Our society is one of addiction, says Wayside Chapel CEO pastor Jon Owen, and our increasing inability to embrace the ‘seasons’ in life – the ups and downs and the joy and sadness – can rob us of the ability to experience it on a meaningful level.
Speaking on the Conexus Financial Redefining Leadership webinar, presented in partnership with MLC Wealth, about the lens he applies to leadership in his community, the pastor explained how a more organic perspective on goals can change a person’s outlook entirely.
“We live and we operate on this myth that there can be endless growth, when in fact our greatest teacher should be mother nature itself because there are seasons for everything, there are cycles, there is life, death and rebirth,” Owen said.
Society is compulsive, Owen continued, and constantly striving for the impossible. This drive to succeed, he says, is akin to a “death roll”.
“We need to understand that we’re not always going to feel stimulated… the drive for compulsive growth and constant development is the impulse of an addict.”
The pastor, who took over from long-time Wayside CEO Reverand Graham Long in July 2018, is a special breed. Owen dropped out at the tail end of a computer science and engineering degree to pursue community work and, together with his wife Lisa and two children, spent over a decade providing food and shelter to the needy from their own home in Mount Druitt. For their honeymoon, Owen says they considered “getting a tan in Fiji” before settling on a longer stay in Calcutta helping the poor.
And while he now finds himself running a 100-person army of staff, 700 volunteers and managing a budget of around $10 million, Owen says he still questions his ability to lead. Like many people charged with the fate of others, imposter syndrome is something he deals with regularly.
“I sat here this morning thinking ‘everyone thinks I’m a fraud,” he said. “You know, if you look at a tapestry from the front its beautiful but if you look at it from the back its just a mess of fabric everywhere.
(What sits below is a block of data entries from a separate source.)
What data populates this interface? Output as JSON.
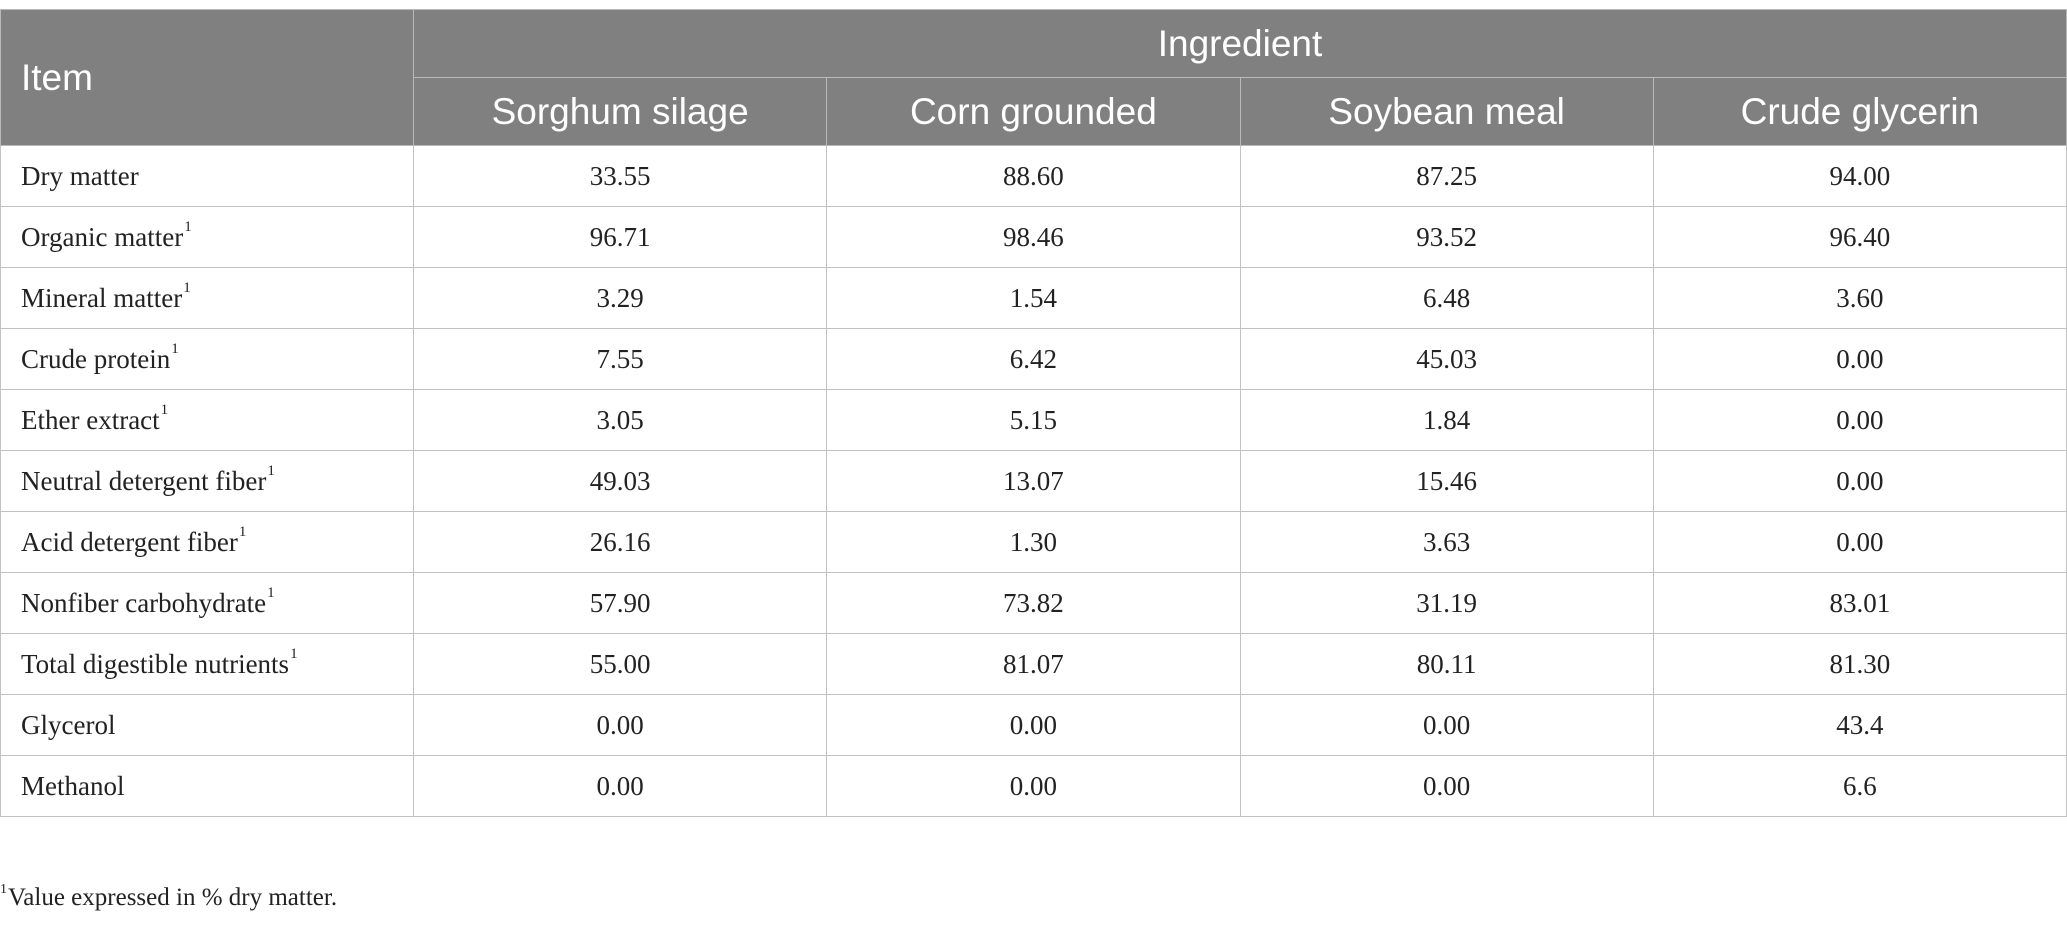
{
  "table": {
    "item_header": "Item",
    "group_header": "Ingredient",
    "columns": [
      "Sorghum silage",
      "Corn grounded",
      "Soybean meal",
      "Crude glycerin"
    ],
    "rows": [
      {
        "label": "Dry matter",
        "sup": "",
        "values": [
          "33.55",
          "88.60",
          "87.25",
          "94.00"
        ]
      },
      {
        "label": "Organic matter",
        "sup": "1",
        "values": [
          "96.71",
          "98.46",
          "93.52",
          "96.40"
        ]
      },
      {
        "label": "Mineral matter",
        "sup": "1",
        "values": [
          "3.29",
          "1.54",
          "6.48",
          "3.60"
        ]
      },
      {
        "label": "Crude protein",
        "sup": "1",
        "values": [
          "7.55",
          "6.42",
          "45.03",
          "0.00"
        ]
      },
      {
        "label": "Ether extract",
        "sup": "1",
        "values": [
          "3.05",
          "5.15",
          "1.84",
          "0.00"
        ]
      },
      {
        "label": "Neutral detergent fiber",
        "sup": "1",
        "values": [
          "49.03",
          "13.07",
          "15.46",
          "0.00"
        ]
      },
      {
        "label": "Acid detergent fiber",
        "sup": "1",
        "values": [
          "26.16",
          "1.30",
          "3.63",
          "0.00"
        ]
      },
      {
        "label": "Nonfiber carbohydrate",
        "sup": "1",
        "values": [
          "57.90",
          "73.82",
          "31.19",
          "83.01"
        ]
      },
      {
        "label": "Total digestible nutrients",
        "sup": "1",
        "values": [
          "55.00",
          "81.07",
          "80.11",
          "81.30"
        ]
      },
      {
        "label": "Glycerol",
        "sup": "",
        "values": [
          "0.00",
          "0.00",
          "0.00",
          "43.4"
        ]
      },
      {
        "label": "Methanol",
        "sup": "",
        "values": [
          "0.00",
          "0.00",
          "0.00",
          "6.6"
        ]
      }
    ]
  },
  "footnote": {
    "marker": "1",
    "text": "Value expressed in % dry matter."
  }
}
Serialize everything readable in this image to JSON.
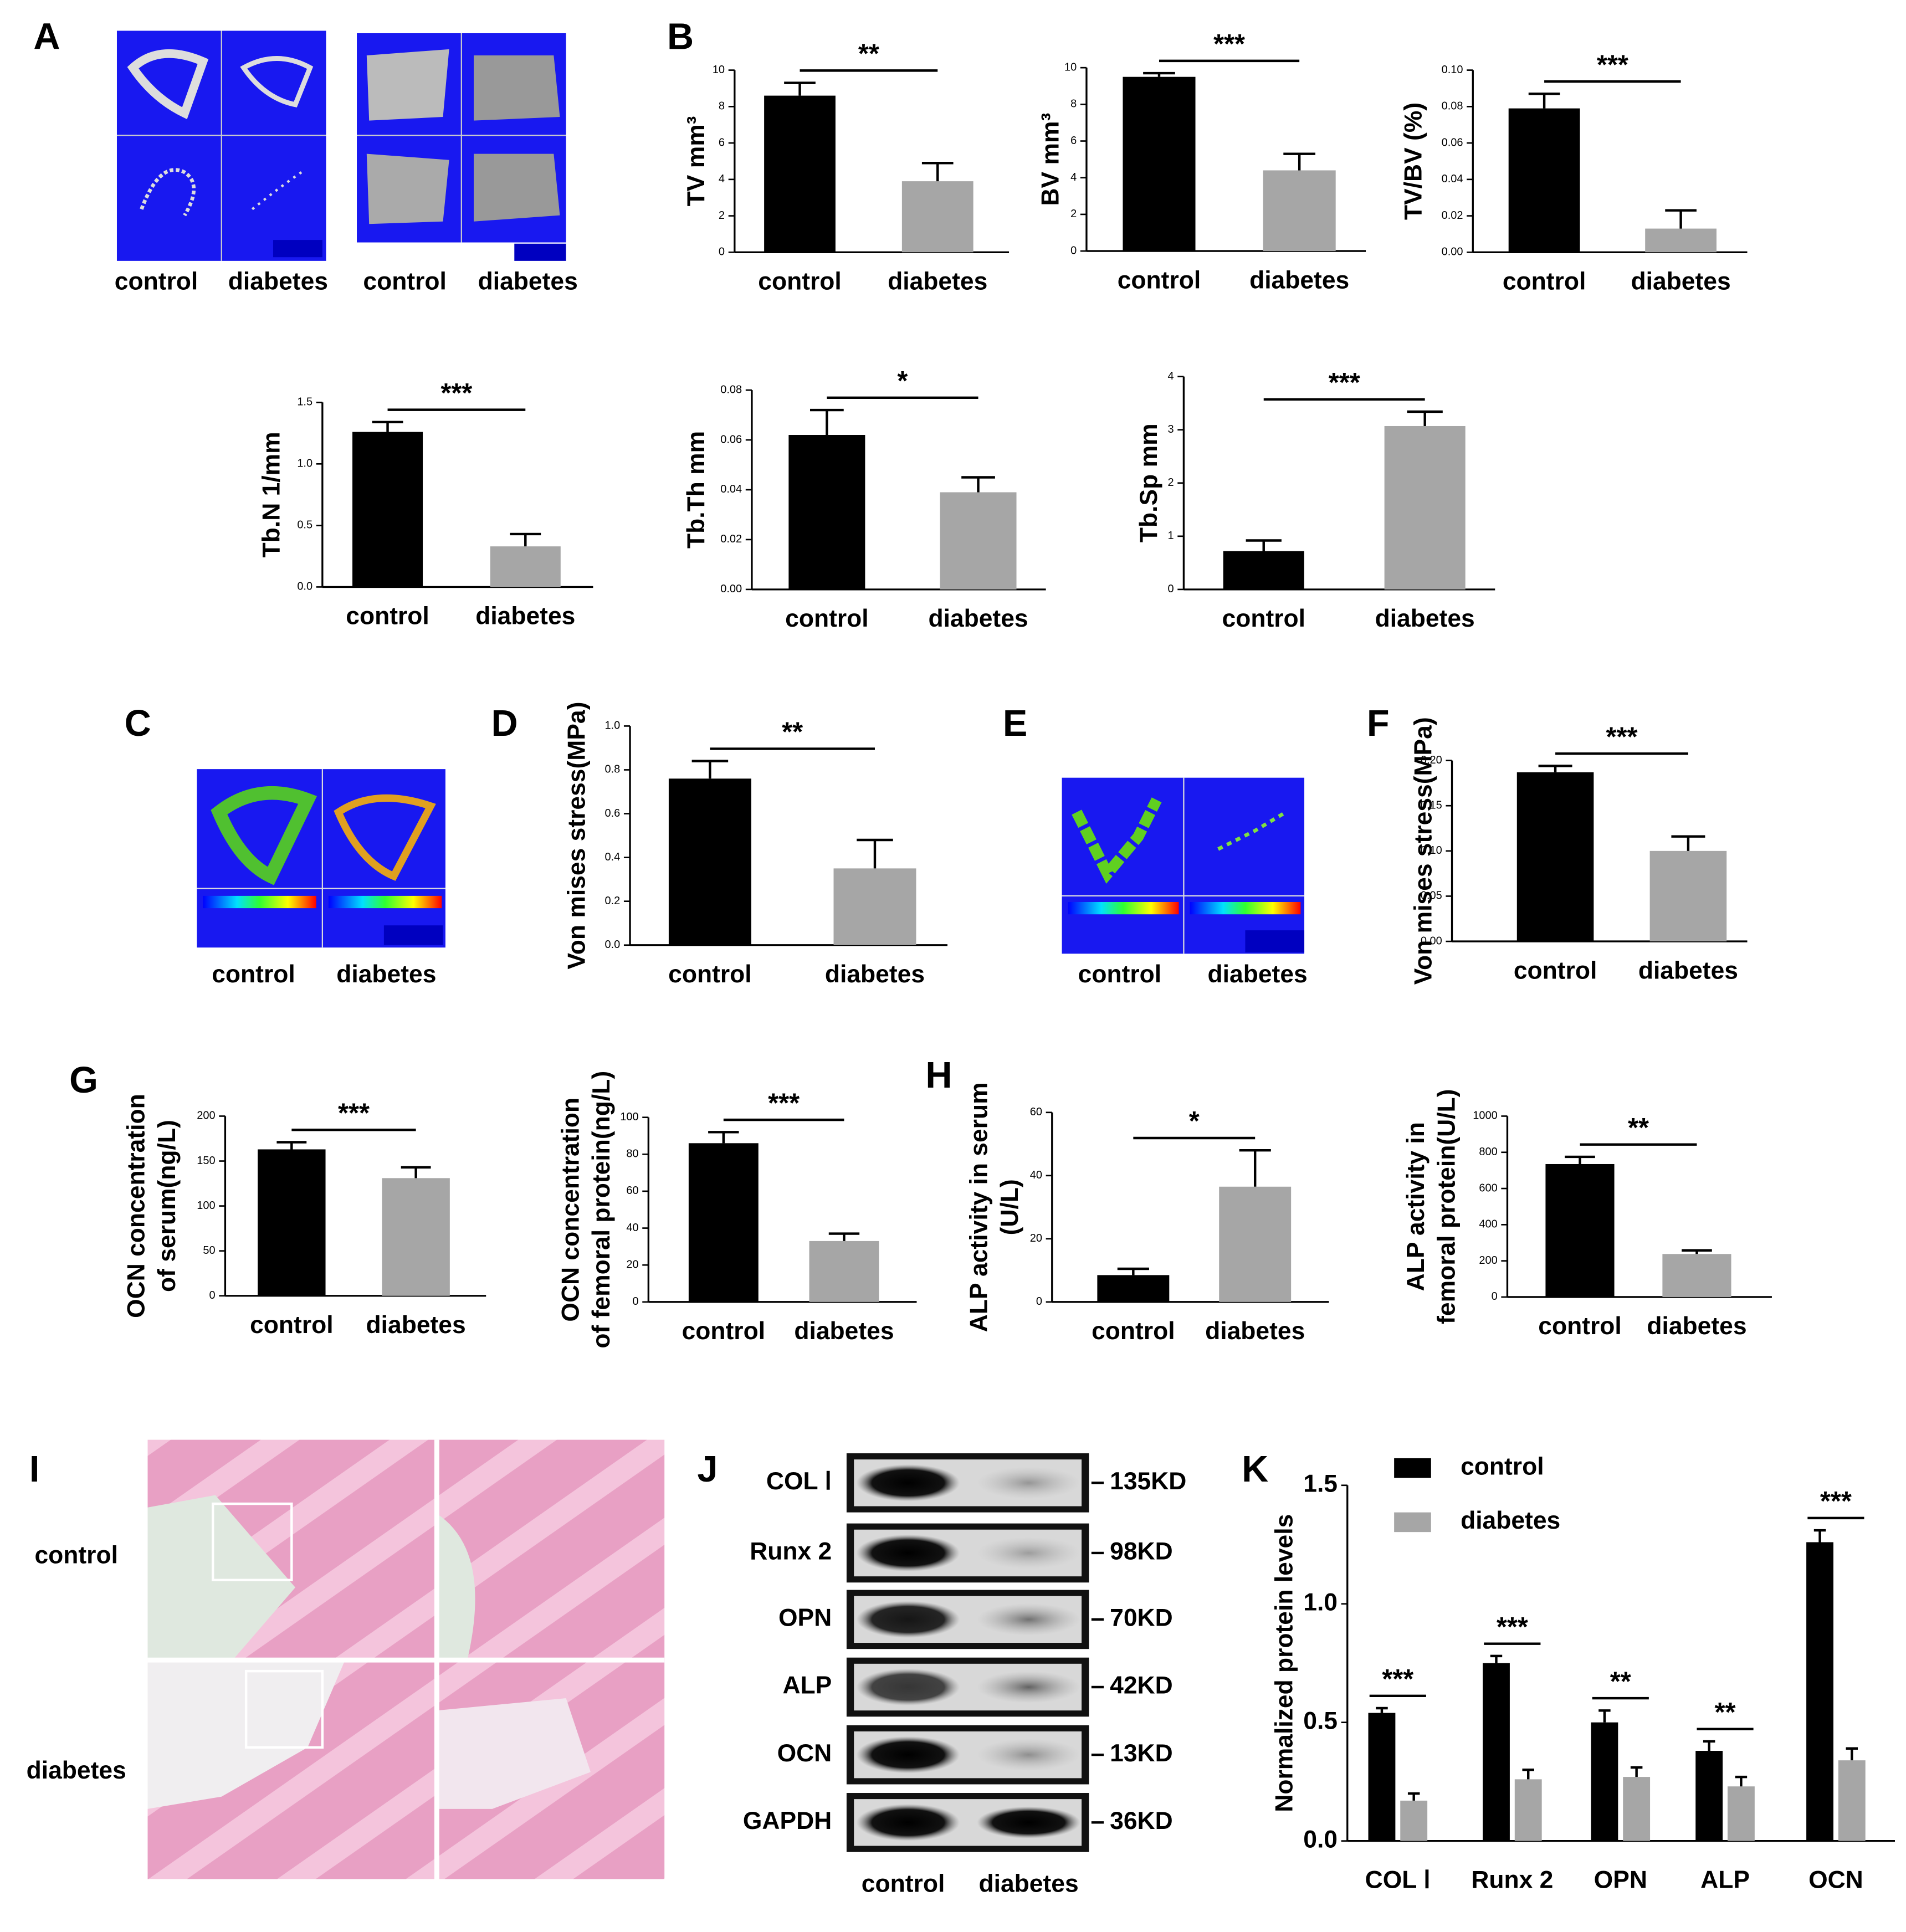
{
  "panel_letters": [
    "A",
    "B",
    "C",
    "D",
    "E",
    "F",
    "G",
    "H",
    "I",
    "J",
    "K"
  ],
  "image_panels": {
    "A": {
      "labels": [
        "control",
        "diabetes",
        "control",
        "diabetes"
      ]
    },
    "C": {
      "labels": [
        "control",
        "diabetes"
      ]
    },
    "E": {
      "labels": [
        "control",
        "diabetes"
      ]
    },
    "I": {
      "rows": [
        "control",
        "diabetes"
      ]
    },
    "J": {
      "proteins": [
        "COL Ⅰ",
        "Runx 2",
        "OPN",
        "ALP",
        "OCN",
        "GAPDH"
      ],
      "sizes": [
        "135KD",
        "98KD",
        "70KD",
        "42KD",
        "13KD",
        "36KD"
      ],
      "lanes": [
        "control",
        "diabetes"
      ]
    }
  },
  "chart_data": [
    {
      "type": "bar",
      "ylabel": [
        "TV mm³"
      ],
      "categories": [
        "control",
        "diabetes"
      ],
      "values": [
        8.6,
        3.9
      ],
      "errors": [
        0.7,
        1.0
      ],
      "colors": [
        "#000000",
        "#a6a6a6"
      ],
      "ylim": [
        0,
        10
      ],
      "yticks": [
        0,
        2,
        4,
        6,
        8,
        10
      ],
      "annotation": "**"
    },
    {
      "type": "bar",
      "ylabel": [
        "BV mm³"
      ],
      "categories": [
        "control",
        "diabetes"
      ],
      "values": [
        9.5,
        4.4
      ],
      "errors": [
        0.2,
        0.9
      ],
      "colors": [
        "#000000",
        "#a6a6a6"
      ],
      "ylim": [
        0,
        10
      ],
      "yticks": [
        0,
        2,
        4,
        6,
        8,
        10
      ],
      "annotation": "***"
    },
    {
      "type": "bar",
      "ylabel": [
        "TV/BV (%)"
      ],
      "categories": [
        "control",
        "diabetes"
      ],
      "values": [
        0.079,
        0.013
      ],
      "errors": [
        0.008,
        0.01
      ],
      "colors": [
        "#000000",
        "#a6a6a6"
      ],
      "ylim": [
        0,
        0.1
      ],
      "yticks": [
        {
          "value": 0,
          "label": "0.00"
        },
        {
          "value": 0.02,
          "label": "0.02"
        },
        {
          "value": 0.04,
          "label": "0.04"
        },
        {
          "value": 0.06,
          "label": "0.06"
        },
        {
          "value": 0.08,
          "label": "0.08"
        },
        {
          "value": 0.1,
          "label": "0.10"
        }
      ],
      "annotation": "***"
    },
    {
      "type": "bar",
      "ylabel": [
        "Tb.N  1/mm"
      ],
      "categories": [
        "control",
        "diabetes"
      ],
      "values": [
        1.26,
        0.33
      ],
      "errors": [
        0.08,
        0.1
      ],
      "colors": [
        "#000000",
        "#a6a6a6"
      ],
      "ylim": [
        0,
        1.5
      ],
      "yticks": [
        {
          "value": 0,
          "label": "0.0"
        },
        0.5,
        {
          "value": 1,
          "label": "1.0"
        },
        1.5
      ],
      "annotation": "***"
    },
    {
      "type": "bar",
      "ylabel": [
        "Tb.Th mm"
      ],
      "categories": [
        "control",
        "diabetes"
      ],
      "values": [
        0.062,
        0.039
      ],
      "errors": [
        0.01,
        0.006
      ],
      "colors": [
        "#000000",
        "#a6a6a6"
      ],
      "ylim": [
        0,
        0.08
      ],
      "yticks": [
        {
          "value": 0,
          "label": "0.00"
        },
        {
          "value": 0.02,
          "label": "0.02"
        },
        {
          "value": 0.04,
          "label": "0.04"
        },
        {
          "value": 0.06,
          "label": "0.06"
        },
        {
          "value": 0.08,
          "label": "0.08"
        }
      ],
      "annotation": "*"
    },
    {
      "type": "bar",
      "ylabel": [
        "Tb.Sp mm"
      ],
      "categories": [
        "control",
        "diabetes"
      ],
      "values": [
        0.72,
        3.07
      ],
      "errors": [
        0.2,
        0.27
      ],
      "colors": [
        "#000000",
        "#a6a6a6"
      ],
      "ylim": [
        0,
        4
      ],
      "yticks": [
        0,
        1,
        2,
        3,
        4
      ],
      "annotation": "***"
    },
    {
      "type": "bar",
      "ylabel": [
        "Von mises stress(MPa)"
      ],
      "categories": [
        "control",
        "diabetes"
      ],
      "values": [
        0.76,
        0.35
      ],
      "errors": [
        0.08,
        0.13
      ],
      "colors": [
        "#000000",
        "#a6a6a6"
      ],
      "ylim": [
        0,
        1
      ],
      "yticks": [
        {
          "value": 0,
          "label": "0.0"
        },
        0.2,
        0.4,
        0.6,
        0.8,
        {
          "value": 1,
          "label": "1.0"
        }
      ],
      "annotation": "**"
    },
    {
      "type": "bar",
      "ylabel": [
        "Von mises stress(MPa)"
      ],
      "categories": [
        "control",
        "diabetes"
      ],
      "values": [
        0.187,
        0.1
      ],
      "errors": [
        0.007,
        0.016
      ],
      "colors": [
        "#000000",
        "#a6a6a6"
      ],
      "ylim": [
        0,
        0.2
      ],
      "yticks": [
        {
          "value": 0,
          "label": "0.00"
        },
        0.05,
        {
          "value": 0.1,
          "label": "0.10"
        },
        0.15,
        {
          "value": 0.2,
          "label": "0.20"
        }
      ],
      "annotation": "***"
    },
    {
      "type": "bar",
      "ylabel": [
        "OCN concentration",
        "of serum(ng/L)"
      ],
      "categories": [
        "control",
        "diabetes"
      ],
      "values": [
        163,
        131
      ],
      "errors": [
        8,
        12
      ],
      "colors": [
        "#000000",
        "#a6a6a6"
      ],
      "ylim": [
        0,
        200
      ],
      "yticks": [
        0,
        50,
        100,
        150,
        200
      ],
      "annotation": "***"
    },
    {
      "type": "bar",
      "ylabel": [
        "OCN concentration",
        "of femoral protein(ng/L)"
      ],
      "categories": [
        "control",
        "diabetes"
      ],
      "values": [
        86,
        33
      ],
      "errors": [
        6,
        4
      ],
      "colors": [
        "#000000",
        "#a6a6a6"
      ],
      "ylim": [
        0,
        100
      ],
      "yticks": [
        0,
        20,
        40,
        60,
        80,
        100
      ],
      "annotation": "***"
    },
    {
      "type": "bar",
      "ylabel": [
        "ALP activity in serum",
        "(U/L)"
      ],
      "categories": [
        "control",
        "diabetes"
      ],
      "values": [
        8.5,
        36.5
      ],
      "errors": [
        2,
        11.5
      ],
      "colors": [
        "#000000",
        "#a6a6a6"
      ],
      "ylim": [
        0,
        60
      ],
      "yticks": [
        0,
        20,
        40,
        60
      ],
      "annotation": "*"
    },
    {
      "type": "bar",
      "ylabel": [
        "ALP  activity in",
        "femoral protein(U/L)"
      ],
      "categories": [
        "control",
        "diabetes"
      ],
      "values": [
        735,
        238
      ],
      "errors": [
        40,
        20
      ],
      "colors": [
        "#000000",
        "#a6a6a6"
      ],
      "ylim": [
        0,
        1000
      ],
      "yticks": [
        0,
        200,
        400,
        600,
        800,
        1000
      ],
      "annotation": "**"
    },
    {
      "type": "grouped-bar",
      "ylabel": [
        "Normalized protein levels"
      ],
      "categories": [
        "COL Ⅰ",
        "Runx 2",
        "OPN",
        "ALP",
        "OCN"
      ],
      "series": [
        {
          "name": "control",
          "color": "#000000",
          "values": [
            0.54,
            0.75,
            0.5,
            0.38,
            1.26
          ],
          "errors": [
            0.02,
            0.03,
            0.05,
            0.04,
            0.05
          ]
        },
        {
          "name": "diabetes",
          "color": "#a6a6a6",
          "values": [
            0.17,
            0.26,
            0.27,
            0.23,
            0.34
          ],
          "errors": [
            0.03,
            0.04,
            0.04,
            0.04,
            0.05
          ]
        }
      ],
      "ylim": [
        0,
        1.5
      ],
      "yticks": [
        {
          "value": 0,
          "label": "0.0"
        },
        0.5,
        {
          "value": 1,
          "label": "1.0"
        },
        1.5
      ],
      "annotations": [
        "***",
        "***",
        "**",
        "**",
        "***"
      ],
      "legend": "top-left"
    }
  ]
}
When I look at my life all I see is the back. All I see are broken bits.
“But it’s only through getting in touch with my own sense of brokenness that I’ve been able to discover my gifts and strengths.”
As with all things, Owen reckons the key to overcoming doubt is to reach out and connect, instead of folding in on ones self.
“There’s an old Mother Theresa saying – loneliness is the leprosy of the developed world,” he said.